RT: ¿La proliferación de los campos dedicados al cultivo de soja afectó la vida de esos pueblos?
L.V: Afectó
muchísimo. No solo por la salud. Hay muchos pueblos que han perdido
estaciones de trenes, pulperías o clubes que han sido destruidas para
cosechar soja. El poroto de soja es algo con lo que el hombre de campo o
la familia rural no tiene mucha amistad. Ahí se quiebra un prejuicio,
porque la gente de la ciudad piensa que todo el que vive en el campo es
sojero y no es así. Sojeros son muy pocas personas en el país que tienen
pooles de siembra, pero el tipo que ama la tierra, tiene criadero de
chancho, tiene su tambo, hace su queso, tiene su huerta orgánica y con
eso vive.
RT:
En sus escritos suele hacer referencia al modo en que transcurre el
tiempo, como si fuera diferente al de las grandes ciudades. ¿A qué se
debe?
L.V: El día es muy largo en el
campo: está la mañanita, la mañana, está el mediodía, la siesta, la
tarde, la nochecita y la noche. En cada momento del día hay tiempo para
ceremonias. Hay tiempo para el mate, para el aperitivo en la pulpería o
el almacén de ramos generales. Hay un tiempo en donde hay tiempos, valga
la redundancia, para hablar, para transitar, para caminar, en otro
entorno que para nosotros, los habitantes urbanos, es idílico, pero para
ellos es natural. Ese entorno de silencio y de calma en donde la
familia rural mira al horizonte, se fija si va a llover. El agua sigue
siendo un factor determinante, por su abundancia o por su ausencia.
RT: ¿Cuál es el objetivo de la ONG Proyecto Pulpería y qué han logrado desde su creación?
L.V: Los
pueblos han quedado abandonados, fuera de la agenda de la política y
muchas veces hay que acompañarlos. Ese es el sentido de la ONG. Hemos
hecho cinco bibliotecas comunitarias, creemos que la cultura es la base
de toda recuperación.
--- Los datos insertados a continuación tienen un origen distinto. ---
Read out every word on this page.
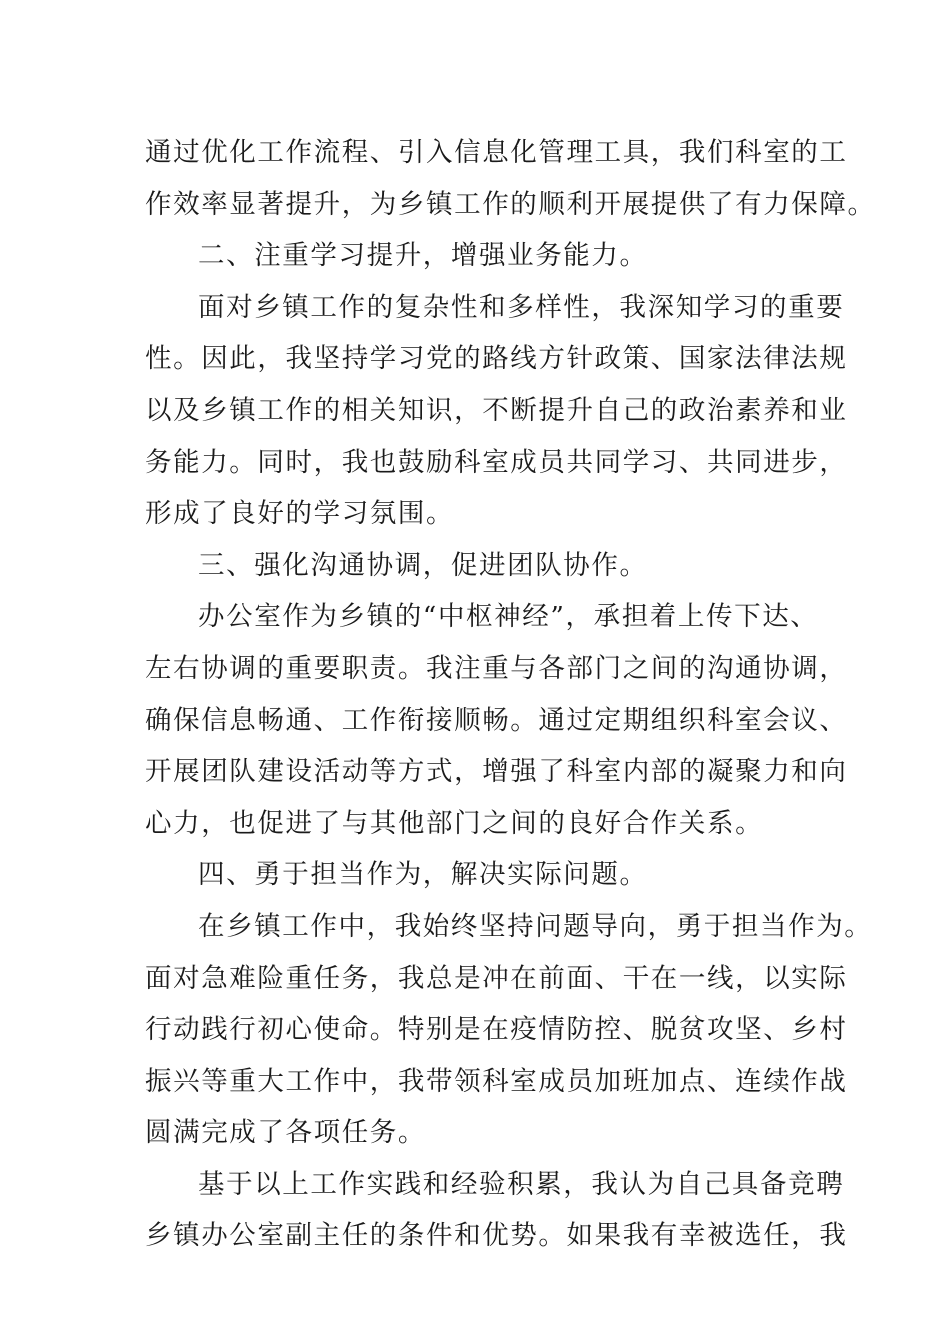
通过优化工作流程、引入信息化管理工具，我们科室的工
作效率显著提升，为乡镇工作的顺利开展提供了有力保障。
二、注重学习提升，增强业务能力。
面对乡镇工作的复杂性和多样性，我深知学习的重要
性。因此，我坚持学习党的路线方针政策、国家法律法规
以及乡镇工作的相关知识，不断提升自己的政治素养和业
务能力。同时，我也鼓励科室成员共同学习、共同进步，
形成了良好的学习氛围。
三、强化沟通协调，促进团队协作。
办公室作为乡镇的“中枢神经”，承担着上传下达、
左右协调的重要职责。我注重与各部门之间的沟通协调，
确保信息畅通、工作衔接顺畅。通过定期组织科室会议、
开展团队建设活动等方式，增强了科室内部的凝聚力和向
心力，也促进了与其他部门之间的良好合作关系。
四、勇于担当作为，解决实际问题。
在乡镇工作中，我始终坚持问题导向，勇于担当作为。
面对急难险重任务，我总是冲在前面、干在一线，以实际
行动践行初心使命。特别是在疫情防控、脱贫攻坚、乡村
振兴等重大工作中，我带领科室成员加班加点、连续作战
圆满完成了各项任务。
基于以上工作实践和经验积累，我认为自己具备竞聘
乡镇办公室副主任的条件和优势。如果我有幸被选任，我
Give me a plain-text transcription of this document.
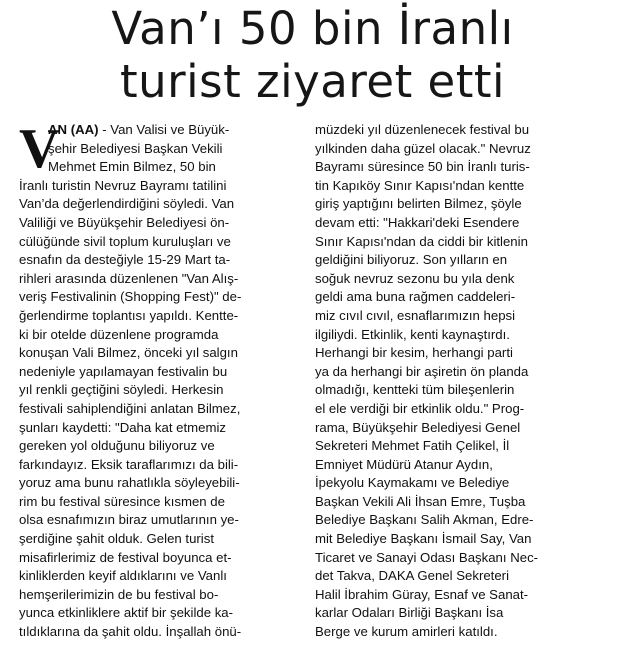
Van’ı 50 bin İranlı
turist ziyaret etti
V
AN (AA) - Van Valisi ve Büyük-
şehir Belediyesi Başkan Vekili
Mehmet Emin Bilmez, 50 bin
İranlı turistin Nevruz Bayramı tatilini
Van’da değerlendirdiğini söyledi. Van
Valiliği ve Büyükşehir Belediyesi ön-
cülüğünde sivil toplum kuruluşları ve
esnafın da desteğiyle 15-29 Mart ta-
rihleri arasında düzenlenen "Van Alış-
veriş Festivalinin (Shopping Fest)" de-
ğerlendirme toplantısı yapıldı. Kentte-
ki bir otelde düzenlene programda
konuşan Vali Bilmez, önceki yıl salgın
nedeniyle yapılamayan festivalin bu
yıl renkli geçtiğini söyledi. Herkesin
festivali sahiplendiğini anlatan Bilmez,
şunları kaydetti: "Daha kat etmemiz
gereken yol olduğunu biliyoruz ve
farkındayız. Eksik taraflarımızı da bili-
yoruz ama bunu rahatlıkla söyleyebili-
rim bu festival süresince kısmen de
olsa esnafımızın biraz umutlarının ye-
şerdiğine şahit olduk. Gelen turist
misafirlerimiz de festival boyunca et-
kinliklerden keyif aldıklarını ve Vanlı
hemşerilerimizin de bu festival bo-
yunca etkinliklere aktif bir şekilde ka-
tıldıklarına da şahit oldu. İnşallah önü-
müzdeki yıl düzenlenecek festival bu
yılkinden daha güzel olacak." Nevruz
Bayramı süresince 50 bin İranlı turis-
tin Kapıköy Sınır Kapısı'ndan kentte
giriş yaptığını belirten Bilmez, şöyle
devam etti: "Hakkari'deki Esendere
Sınır Kapısı'ndan da ciddi bir kitlenin
geldiğini biliyoruz. Son yılların en
soğuk nevruz sezonu bu yıla denk
geldi ama buna rağmen caddeleri-
miz cıvıl cıvıl, esnaflarımızın hepsi
ilgiliydi. Etkinlik, kenti kaynaştırdı.
Herhangi bir kesim, herhangi parti
ya da herhangi bir aşiretin ön planda
olmadığı, kentteki tüm bileşenlerin
el ele verdiği bir etkinlik oldu." Prog-
rama, Büyükşehir Belediyesi Genel
Sekreteri Mehmet Fatih Çelikel, İl
Emniyet Müdürü Atanur Aydın,
İpekyolu Kaymakamı ve Belediye
Başkan Vekili Ali İhsan Emre, Tuşba
Belediye Başkanı Salih Akman, Edre-
mit Belediye Başkanı İsmail Say, Van
Ticaret ve Sanayi Odası Başkanı Nec-
det Takva, DAKA Genel Sekreteri
Halil İbrahim Güray, Esnaf ve Sanat-
karlar Odaları Birliği Başkanı İsa
Berge ve kurum amirleri katıldı.
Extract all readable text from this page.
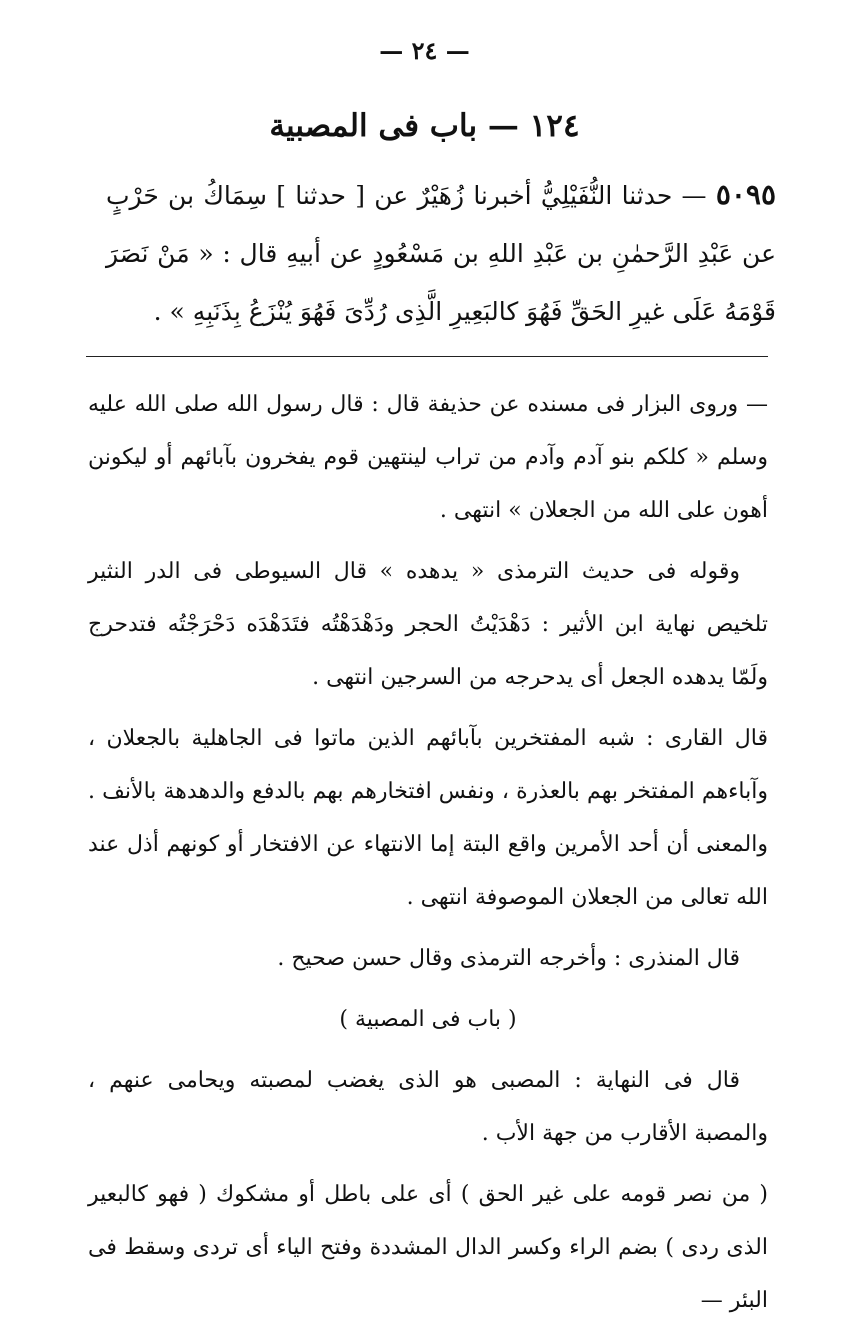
— ٢٤ —
١٢٤ — باب فى المصبية
٥٠٩٥ — حدثنا النُّفَيْلِيُّ أخبرنا زُهَيْرٌ عن [ حدثنا ] سِمَاكُ بن حَرْبٍ عن عَبْدِ الرَّحمٰنِ بن عَبْدِ اللهِ بن مَسْعُودٍ عن أبيهِ قال : « مَنْ نَصَرَ قَوْمَهُ عَلَى غيرِ الحَقِّ فَهُوَ كالبَعِيرِ الَّذِى رُدِّىَ فَهُوَ يُنْزَعُ بِذَنَبِهِ » .

— وروى البزار فى مسنده عن حذيفة قال : قال رسول الله صلى الله عليه وسلم « كلكم بنو آدم وآدم من تراب لينتهين قوم يفخرون بآبائهم أو ليكونن أهون على الله من الجعلان » انتهى .

وقوله فى حديث الترمذى « يدهده » قال السيوطى فى الدر النثير تلخيص نهاية ابن الأثير : دَهْدَيْتُ الحجر ودَهْدَهْتُه فتَدَهْدَه دَحْرَجْتُه فتدحرج ولَمّا يدهده الجعل أى يدحرجه من السرجين انتهى .

قال القارى : شبه المفتخرين بآبائهم الذين ماتوا فى الجاهلية بالجعلان ، وآباءهم المفتخر بهم بالعذرة ، ونفس افتخارهم بهم بالدفع والدهدهة بالأنف . والمعنى أن أحد الأمرين واقع البتة إما الانتهاء عن الافتخار أو كونهم أذل عند الله تعالى من الجعلان الموصوفة انتهى .

قال المنذرى : وأخرجه الترمذى وقال حسن صحيح .

( باب فى المصبية )

قال فى النهاية : المصبى هو الذى يغضب لمصبته ويحامى عنهم ، والمصبة الأقارب من جهة الأب .

( من نصر قومه على غير الحق ) أى على باطل أو مشكوك ( فهو كالبعير الذى ردى ) بضم الراء وكسر الدال المشددة وفتح الياء أى تردى وسقط فى البئر —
Pero también lo es el turismo rural, la
gastronomía, y también el cambiar de vida. Por eso invitamos en las
campañas de repoblación a las familias que quieren cambiar de vida, irse
de la ciudad e instalarse en el pueblo. Afortunadamente lo hemos
logrado en un par de ocasiones. No es fácil, es un proceso familiar que
tarda uno o dos años, pero cuando la gente finalmente está en el pueblo
se siente plena. Le cambia la vida totalmente.
RT: ¿Qué experiencias de este tipo encontró en su recorrido?
L.V: El
sentimiento común es el cambio radical de vida. Hay familias que me han
dicho, "ahora puedo ver el amanecer", algo tan simple, el comienzo de
un día. En el pueblo abrís la ventana y ves el infinito horizonte. Las
familias cambian la dinámica, cambian su ritmo de vida. A veces tienen
que ir a una escuela rural, a 10 kilómetros. Pero es solamente un
trayecto que se hace en 25 minutos. El mismo trayecto podés hacerlo en
la ciudad en una o dos horas. Cambia también la alimentación: cuando vos
consumís verduras sin agroquímicos, que vos mismo cosechás se modifica
tu metabolismo. Las familias también me cuentan que duermen y sueñan
mejor, de forma más placentera.
RT: Hablando de placeres, sus historias hacen un fuerte hincapié en la cuestión gastronómica ¿Por qué?
L.V: Bueno,
somos lo que comemos, eso es una realidad. En los pequeños pueblos se
ha dado un fenómeno interesante, que es la gastronomía pulpera o
criolla, y son recetas que se han mantenido inalterables a través de
muchas generaciones. Es decir, aquella receta que trajo consigo un
inmigrante, anotada o en la cabeza, se ha trasladado hasta hoy y se
puede comer en pulperías o almacenes de ramos generales. Son comidas
hechas con mucho amor, muy particulares y poderosas en términos
sensoriales, porque nos hacen recordar sabores que hemos perdido y que
también invitan a cierto viaje: Un guiso carrero, unos varénikes, o un
asado al asador. Es ahí donde se materializa la historia, una identidad.
Uno va al almacén de Pablo Acosta, en Azul, y puede comerse una
empanada de mulita, un chorizo seco de jabalí, bajo una galería y
mirando el horizonte. El pulpero te va contando cómo lo hace y todos los
ingredientes son de ahí nomás. Ese sabor es diferente, es un
sentimiento materializado en un plato de comida.